The machine starts to homogenise human work. Man must be subordinated to the rhythm of the machine. The output is standardised and increases exponentially. The social division of labor and the machine make it possible to meet the growing demand needs. The essence of the Industrial Revolution is the shift from the use of the tool to the machine in the production process. One may say the man becomes the tool to the machine in the production process. This ideology is supported in Chapter 11 'No Way Out’, “the looms, and wheels, and hands all out of gear for an hour”8 describes the human body in a mechanical and industrialised way. The machine and human become one and work in society hand in hand. The industrial revolution transformed man’s relations with work. The machines changed the ways of working, and the factories were concentrated close to raw materials and large ports, resulting in vast human concentrations (Westkamper and Walter, 2014)9. Dickens firmly engages with the theme of industrialisation throughout Hard Times, with an understanding that man and the machine coexist in the nineteenth century. This is represented through the philosophies of people such as Mr. Gradgrind and Mr. Bounderby and the working ethics of characters young Thomas Gradgrind and Stephen Blackpool.

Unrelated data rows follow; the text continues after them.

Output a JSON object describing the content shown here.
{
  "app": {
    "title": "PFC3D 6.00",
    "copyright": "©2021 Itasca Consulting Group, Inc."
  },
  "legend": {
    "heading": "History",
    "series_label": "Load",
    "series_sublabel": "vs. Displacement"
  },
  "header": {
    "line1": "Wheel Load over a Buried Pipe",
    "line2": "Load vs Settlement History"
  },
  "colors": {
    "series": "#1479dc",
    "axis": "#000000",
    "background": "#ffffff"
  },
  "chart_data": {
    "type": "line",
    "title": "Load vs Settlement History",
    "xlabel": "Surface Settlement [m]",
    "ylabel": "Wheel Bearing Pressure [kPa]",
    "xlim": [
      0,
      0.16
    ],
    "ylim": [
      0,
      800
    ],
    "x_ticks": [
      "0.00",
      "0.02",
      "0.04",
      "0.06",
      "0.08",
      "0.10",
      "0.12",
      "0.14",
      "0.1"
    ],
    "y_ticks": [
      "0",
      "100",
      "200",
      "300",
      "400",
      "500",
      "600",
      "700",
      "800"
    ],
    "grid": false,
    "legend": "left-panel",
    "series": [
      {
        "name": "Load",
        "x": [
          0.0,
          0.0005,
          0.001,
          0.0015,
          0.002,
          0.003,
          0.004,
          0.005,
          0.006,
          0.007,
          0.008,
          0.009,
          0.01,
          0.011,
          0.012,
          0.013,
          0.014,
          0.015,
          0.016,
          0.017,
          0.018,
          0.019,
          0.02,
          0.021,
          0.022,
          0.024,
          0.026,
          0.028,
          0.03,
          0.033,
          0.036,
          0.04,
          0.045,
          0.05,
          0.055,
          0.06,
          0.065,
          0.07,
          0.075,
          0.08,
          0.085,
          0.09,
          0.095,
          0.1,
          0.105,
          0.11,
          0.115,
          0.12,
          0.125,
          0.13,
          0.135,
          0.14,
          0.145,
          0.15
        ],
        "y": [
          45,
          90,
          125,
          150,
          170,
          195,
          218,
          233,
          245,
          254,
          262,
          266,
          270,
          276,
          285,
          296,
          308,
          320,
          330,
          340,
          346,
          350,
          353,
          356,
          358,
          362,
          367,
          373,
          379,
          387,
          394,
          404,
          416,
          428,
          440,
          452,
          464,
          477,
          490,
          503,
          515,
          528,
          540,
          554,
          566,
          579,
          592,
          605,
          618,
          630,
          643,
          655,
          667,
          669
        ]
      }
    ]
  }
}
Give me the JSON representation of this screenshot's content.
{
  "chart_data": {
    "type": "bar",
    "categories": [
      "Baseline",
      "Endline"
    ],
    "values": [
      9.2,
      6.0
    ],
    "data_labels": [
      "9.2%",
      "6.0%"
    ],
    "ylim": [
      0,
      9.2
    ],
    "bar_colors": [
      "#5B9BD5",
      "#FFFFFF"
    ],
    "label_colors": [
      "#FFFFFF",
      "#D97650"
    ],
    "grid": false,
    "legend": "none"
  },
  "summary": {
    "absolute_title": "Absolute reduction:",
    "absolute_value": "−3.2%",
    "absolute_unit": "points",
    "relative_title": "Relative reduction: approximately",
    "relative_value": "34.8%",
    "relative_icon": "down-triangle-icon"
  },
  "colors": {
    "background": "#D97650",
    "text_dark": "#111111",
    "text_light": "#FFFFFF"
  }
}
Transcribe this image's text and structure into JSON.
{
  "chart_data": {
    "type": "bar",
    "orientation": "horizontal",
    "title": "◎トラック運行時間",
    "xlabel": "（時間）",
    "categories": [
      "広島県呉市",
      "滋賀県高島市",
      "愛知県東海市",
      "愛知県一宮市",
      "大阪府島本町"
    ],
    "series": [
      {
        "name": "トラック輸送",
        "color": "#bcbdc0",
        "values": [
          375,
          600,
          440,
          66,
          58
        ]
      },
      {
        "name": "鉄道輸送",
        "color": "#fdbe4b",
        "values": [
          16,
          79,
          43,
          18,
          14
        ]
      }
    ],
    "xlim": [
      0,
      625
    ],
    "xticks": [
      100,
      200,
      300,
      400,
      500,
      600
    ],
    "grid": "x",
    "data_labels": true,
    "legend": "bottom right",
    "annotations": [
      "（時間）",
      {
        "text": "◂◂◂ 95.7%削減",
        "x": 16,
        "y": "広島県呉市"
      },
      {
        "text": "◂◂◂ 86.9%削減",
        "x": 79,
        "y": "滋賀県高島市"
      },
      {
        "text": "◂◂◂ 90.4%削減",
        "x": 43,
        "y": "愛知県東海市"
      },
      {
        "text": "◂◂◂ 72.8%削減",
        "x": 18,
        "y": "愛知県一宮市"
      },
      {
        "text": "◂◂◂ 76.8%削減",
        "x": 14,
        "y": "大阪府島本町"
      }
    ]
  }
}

In conclusion, the work of Charles Dickens does throw light on the industrialisation and how it impacted the society at the time. It discusses how the industrialisation in the fanatical Coketown impacted the relations and the how machines began to replace labor gradually, depicting life in Northern England during the nineteenth century. Also, Dickens reinforces the capitalist ideology to control and manipulate the minds of the working class in order to develop an industrialised society beneficial to those financially successful. The minds of the less fortunate are programmed to collaborate with the machines they are forced to work with.